Hückeswagen: Abschied vom Gemeindehaus?

Hückeswagen : Abschied vom Gemeindehaus?

Trennt sich die Evangelische Kirchengemeinde von ihrem Gemeindehaus in Herweg? Entsprechende Pläne wurden bei der Gemeindeversammlung bekannt. Investiert werden soll aber in die beiden Gemeindezentren.

Betretenes Schweigen herrschte am Mittwochabend für kurze Zeit unter den knapp 50 Teilnehmern der Gemeindeversammlung. Der Grund war ein Satz von Elvira Persian vom Presbyterium: "Wir empfehlen, unser Gemeindehaus in Herweg zeitnah zu verkaufen." Wirklich überrascht waren die Aktiven der Gemeinde jedoch nicht, auch blieben Proteste aus. Denn schon seit längerem ist offenkundig, dass das Haus nur wenig genutzt wird. Pro Monat finden dort ein normaler Gottesdienst, zwei Kindergottesdienste und einige Gruppentreffen statt. Beliebt ist allerdings das Außengelände, das oft für Jugendfreizeiten genutzt wird. "Das Haus kostet uns 14 000 Euro pro Jahr", sagte Persian.
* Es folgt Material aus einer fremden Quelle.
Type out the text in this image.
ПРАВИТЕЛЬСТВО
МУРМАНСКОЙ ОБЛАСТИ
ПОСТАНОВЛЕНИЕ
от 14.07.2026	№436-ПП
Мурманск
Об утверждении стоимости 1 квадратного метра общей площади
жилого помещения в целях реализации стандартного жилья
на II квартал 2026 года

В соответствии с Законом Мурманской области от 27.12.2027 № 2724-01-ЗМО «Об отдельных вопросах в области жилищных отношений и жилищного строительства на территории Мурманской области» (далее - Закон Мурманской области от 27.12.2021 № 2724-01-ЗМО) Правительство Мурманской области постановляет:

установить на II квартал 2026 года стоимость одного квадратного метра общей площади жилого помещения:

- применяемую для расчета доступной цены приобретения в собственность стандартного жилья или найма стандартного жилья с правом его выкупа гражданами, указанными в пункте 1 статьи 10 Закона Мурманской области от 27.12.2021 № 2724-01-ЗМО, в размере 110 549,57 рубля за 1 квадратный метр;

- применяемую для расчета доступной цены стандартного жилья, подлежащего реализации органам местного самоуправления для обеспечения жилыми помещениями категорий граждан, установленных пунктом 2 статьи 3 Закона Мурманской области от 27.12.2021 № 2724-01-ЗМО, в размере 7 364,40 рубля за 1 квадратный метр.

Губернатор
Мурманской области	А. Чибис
Eine endgültige Entscheidung traf die Versammlung noch nicht. Vorschläge für eine sinnvolle und vor allem kostendeckende Nutzungen seien – auch in letzter Minute – mehr als willkommen, hieß es.

Anbau am Lindenberg

Eine Überraschung war für die Gemeindemitglieder der Vorschlag des Presbyteriums, einen Anbau an das Gemeindezentrum Lindenberg zu errichten. "Hier ist unser Standort, hier wollen wir investieren", kündigte Elvira Persian an. Das in den 60er Jahren erbaute Zentrum soll "fit" gemacht werden für die Zukunft. Zwar biete das Gebäude theoretisch relativ vielen Gruppen Platz, allerdings sei eine parallele Nutzung der Räume schwierig. "Die nachträgliche Installation einer aus unserer Sicht unbedingt notwendigen Schallisolierung ist nur mit einem unverhältnismäßig hohen Aufwand möglich", sagte Kirchbaumeister Martin Kottsieper. Würde die Gemeinde das bestehende Gebäude sanieren und parallel den Anbau errichten, müssten nach ersten Schätzungen 516 000 Euro investiert werden. Eine Sanierung ohne Anbau ist mit 315 000 Euro kalkuliert.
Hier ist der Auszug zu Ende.